The mammal was spotted on Tuesday morning in the Moray Firth near the village of Ardersier, between Inverness and Nairn in the Highlands.

It was buried on Wednesday after it was moved further away from Ardersier to farmland to minimise any public health concerns, Highland Council said.

The burial took place following a post-mortem examination by a team from the Inverness-based Scottish Marine Animal Strandings Scheme (SMASS), part of Scotland's Rural College.

Dr Andrew Brownlow, of SMASS, who was involved in the post mortem, believes the whale made a "navigational error" which took it into the Moray Firth away from its feeding grounds.

The examination found that the mammal was in good health and had been feeding well, with evidence of squid beaks in its stomach, but not for the last seven to 10 days.

The post mortem suggested there may have been a problem with the whale's brain but it is not known if this contributed to it straying into the Moray Firth.

Dr Brownlow said: "With the exception of what we found in the brain it was a remarkably normal and healthy animal."

There was no evidence it had swallowed plastic and no sign of trauma or disease.

It is thought the mammal, a young male aged between 10 and 20, had become separated from the non-familial "bachelor pod" sperm whales of this age normally travel with.

Dr Brownlow said: "Juveniles of this age normally come foraging in non-familial pods with animals they are not related to but of a similar size.

"It's a lost boy. It looks like it has become separated because we do not expect a solitary male of this age up here.

"At this age they tend to be a lot more gregarious so it's got separated from the rest of its group."

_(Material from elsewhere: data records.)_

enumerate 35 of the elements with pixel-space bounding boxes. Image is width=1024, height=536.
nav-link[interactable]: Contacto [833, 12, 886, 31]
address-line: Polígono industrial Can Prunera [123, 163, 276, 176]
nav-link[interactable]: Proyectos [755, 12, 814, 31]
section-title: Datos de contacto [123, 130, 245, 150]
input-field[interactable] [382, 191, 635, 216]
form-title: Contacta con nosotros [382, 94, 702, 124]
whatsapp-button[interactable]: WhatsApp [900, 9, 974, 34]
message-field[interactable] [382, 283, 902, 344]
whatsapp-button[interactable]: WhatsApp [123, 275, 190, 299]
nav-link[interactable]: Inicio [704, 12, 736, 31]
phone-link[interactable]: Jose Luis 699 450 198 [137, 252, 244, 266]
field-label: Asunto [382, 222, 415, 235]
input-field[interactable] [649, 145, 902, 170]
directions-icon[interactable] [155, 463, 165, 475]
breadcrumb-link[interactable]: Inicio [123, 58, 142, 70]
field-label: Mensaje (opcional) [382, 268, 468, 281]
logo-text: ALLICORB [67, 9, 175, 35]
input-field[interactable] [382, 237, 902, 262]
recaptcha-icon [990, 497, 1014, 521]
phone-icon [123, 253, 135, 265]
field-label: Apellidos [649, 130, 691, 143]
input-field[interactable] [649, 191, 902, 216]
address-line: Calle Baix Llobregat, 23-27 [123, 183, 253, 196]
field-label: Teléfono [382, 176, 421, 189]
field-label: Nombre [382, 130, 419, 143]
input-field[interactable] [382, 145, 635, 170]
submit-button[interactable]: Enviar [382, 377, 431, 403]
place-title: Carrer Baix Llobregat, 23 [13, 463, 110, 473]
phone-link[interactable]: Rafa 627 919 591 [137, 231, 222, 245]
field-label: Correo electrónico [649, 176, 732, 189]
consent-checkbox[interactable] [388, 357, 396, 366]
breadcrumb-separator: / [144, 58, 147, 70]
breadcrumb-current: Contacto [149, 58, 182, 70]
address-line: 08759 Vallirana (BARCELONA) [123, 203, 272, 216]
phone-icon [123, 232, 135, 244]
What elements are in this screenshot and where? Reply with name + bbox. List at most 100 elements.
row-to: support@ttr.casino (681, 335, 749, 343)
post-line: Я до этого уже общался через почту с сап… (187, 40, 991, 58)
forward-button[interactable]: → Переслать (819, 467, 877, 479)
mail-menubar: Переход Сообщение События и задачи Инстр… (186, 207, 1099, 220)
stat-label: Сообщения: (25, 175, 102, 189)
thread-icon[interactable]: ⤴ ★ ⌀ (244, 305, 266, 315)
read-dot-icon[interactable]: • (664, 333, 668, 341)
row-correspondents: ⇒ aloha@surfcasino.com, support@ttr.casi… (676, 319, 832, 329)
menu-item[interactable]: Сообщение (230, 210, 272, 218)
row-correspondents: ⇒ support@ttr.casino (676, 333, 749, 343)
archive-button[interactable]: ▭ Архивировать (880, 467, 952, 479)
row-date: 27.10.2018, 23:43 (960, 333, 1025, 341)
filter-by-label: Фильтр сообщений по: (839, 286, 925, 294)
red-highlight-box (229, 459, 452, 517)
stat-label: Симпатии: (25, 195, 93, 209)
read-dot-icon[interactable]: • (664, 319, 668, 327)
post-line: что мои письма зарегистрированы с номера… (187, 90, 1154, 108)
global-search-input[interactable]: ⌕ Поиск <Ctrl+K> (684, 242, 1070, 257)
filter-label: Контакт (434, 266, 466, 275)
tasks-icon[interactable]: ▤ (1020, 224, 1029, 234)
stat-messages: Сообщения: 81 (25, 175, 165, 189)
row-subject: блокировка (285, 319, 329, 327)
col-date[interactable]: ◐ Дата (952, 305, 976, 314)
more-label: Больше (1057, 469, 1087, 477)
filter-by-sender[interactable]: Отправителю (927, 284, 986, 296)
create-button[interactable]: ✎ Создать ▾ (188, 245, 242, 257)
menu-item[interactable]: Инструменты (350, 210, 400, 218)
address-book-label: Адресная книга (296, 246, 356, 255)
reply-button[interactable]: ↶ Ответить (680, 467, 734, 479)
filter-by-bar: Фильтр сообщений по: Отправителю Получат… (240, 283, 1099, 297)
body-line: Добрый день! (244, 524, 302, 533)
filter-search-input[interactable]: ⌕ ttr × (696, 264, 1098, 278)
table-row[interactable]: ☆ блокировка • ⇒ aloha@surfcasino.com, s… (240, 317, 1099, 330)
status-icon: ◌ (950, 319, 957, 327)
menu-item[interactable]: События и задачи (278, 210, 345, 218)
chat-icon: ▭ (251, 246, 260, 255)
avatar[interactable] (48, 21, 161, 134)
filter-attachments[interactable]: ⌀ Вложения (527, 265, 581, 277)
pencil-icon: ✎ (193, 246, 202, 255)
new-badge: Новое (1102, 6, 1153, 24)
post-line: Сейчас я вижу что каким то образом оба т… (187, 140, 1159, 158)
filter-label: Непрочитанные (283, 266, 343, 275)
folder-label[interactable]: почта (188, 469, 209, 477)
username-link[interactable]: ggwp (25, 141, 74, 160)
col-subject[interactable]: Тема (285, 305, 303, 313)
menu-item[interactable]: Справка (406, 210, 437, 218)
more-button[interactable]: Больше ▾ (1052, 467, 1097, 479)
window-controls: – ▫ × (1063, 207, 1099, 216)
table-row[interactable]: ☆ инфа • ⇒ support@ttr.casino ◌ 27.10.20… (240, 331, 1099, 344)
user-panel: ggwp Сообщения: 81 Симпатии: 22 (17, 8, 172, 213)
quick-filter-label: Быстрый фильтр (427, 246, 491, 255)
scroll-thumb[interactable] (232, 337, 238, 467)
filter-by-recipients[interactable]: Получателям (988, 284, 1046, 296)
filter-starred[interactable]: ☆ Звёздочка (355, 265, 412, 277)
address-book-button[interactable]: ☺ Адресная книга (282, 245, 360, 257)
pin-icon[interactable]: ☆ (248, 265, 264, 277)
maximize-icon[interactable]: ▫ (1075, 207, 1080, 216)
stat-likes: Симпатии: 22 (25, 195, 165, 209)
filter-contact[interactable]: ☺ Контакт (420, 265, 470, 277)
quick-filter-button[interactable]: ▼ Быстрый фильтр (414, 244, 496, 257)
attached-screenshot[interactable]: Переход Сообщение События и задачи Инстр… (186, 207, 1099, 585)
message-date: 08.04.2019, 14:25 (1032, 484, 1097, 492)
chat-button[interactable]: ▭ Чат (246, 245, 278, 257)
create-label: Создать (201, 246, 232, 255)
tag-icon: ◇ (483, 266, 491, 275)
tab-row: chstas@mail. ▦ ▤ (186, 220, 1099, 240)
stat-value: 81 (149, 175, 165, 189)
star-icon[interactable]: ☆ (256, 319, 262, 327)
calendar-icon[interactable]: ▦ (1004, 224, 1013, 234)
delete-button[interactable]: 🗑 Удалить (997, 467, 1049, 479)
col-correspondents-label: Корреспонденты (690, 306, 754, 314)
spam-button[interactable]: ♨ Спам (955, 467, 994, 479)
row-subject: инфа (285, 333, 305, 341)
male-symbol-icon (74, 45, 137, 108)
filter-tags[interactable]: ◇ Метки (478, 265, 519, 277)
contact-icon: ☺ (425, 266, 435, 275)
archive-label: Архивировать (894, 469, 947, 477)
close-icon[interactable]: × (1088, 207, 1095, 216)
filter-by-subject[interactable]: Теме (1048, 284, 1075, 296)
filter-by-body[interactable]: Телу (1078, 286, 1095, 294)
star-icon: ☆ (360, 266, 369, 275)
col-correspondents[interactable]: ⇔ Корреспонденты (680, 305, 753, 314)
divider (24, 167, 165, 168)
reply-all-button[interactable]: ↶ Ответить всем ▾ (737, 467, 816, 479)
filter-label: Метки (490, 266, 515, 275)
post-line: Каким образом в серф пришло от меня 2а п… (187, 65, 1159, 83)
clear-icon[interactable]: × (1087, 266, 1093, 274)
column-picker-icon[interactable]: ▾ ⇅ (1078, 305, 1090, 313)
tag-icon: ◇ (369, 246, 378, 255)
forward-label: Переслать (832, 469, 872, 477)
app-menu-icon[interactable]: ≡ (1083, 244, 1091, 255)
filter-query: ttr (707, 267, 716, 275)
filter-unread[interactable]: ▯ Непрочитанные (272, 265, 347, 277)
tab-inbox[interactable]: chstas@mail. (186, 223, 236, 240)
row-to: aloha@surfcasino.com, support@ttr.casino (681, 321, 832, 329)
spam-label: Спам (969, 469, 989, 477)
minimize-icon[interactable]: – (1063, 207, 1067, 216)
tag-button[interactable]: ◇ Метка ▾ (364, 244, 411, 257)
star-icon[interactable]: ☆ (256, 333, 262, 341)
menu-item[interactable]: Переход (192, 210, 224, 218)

The local authority liaised with Scottish Environment Protection Agency over how to dispose of the whale.

Alan Yates, environmental health manager at Highland Council, said: "The Council has a duty to dispose of carcasses resulting from whale strandings, and careful consideration in this case required to be given to the disposal options due to the close proximity of Ardersier village.

"The Council are grateful to the local farmer for their cooperation and assistance in disposing of the whale and to the contractors who did a great job of moving and burying the whale in difficult circumstances."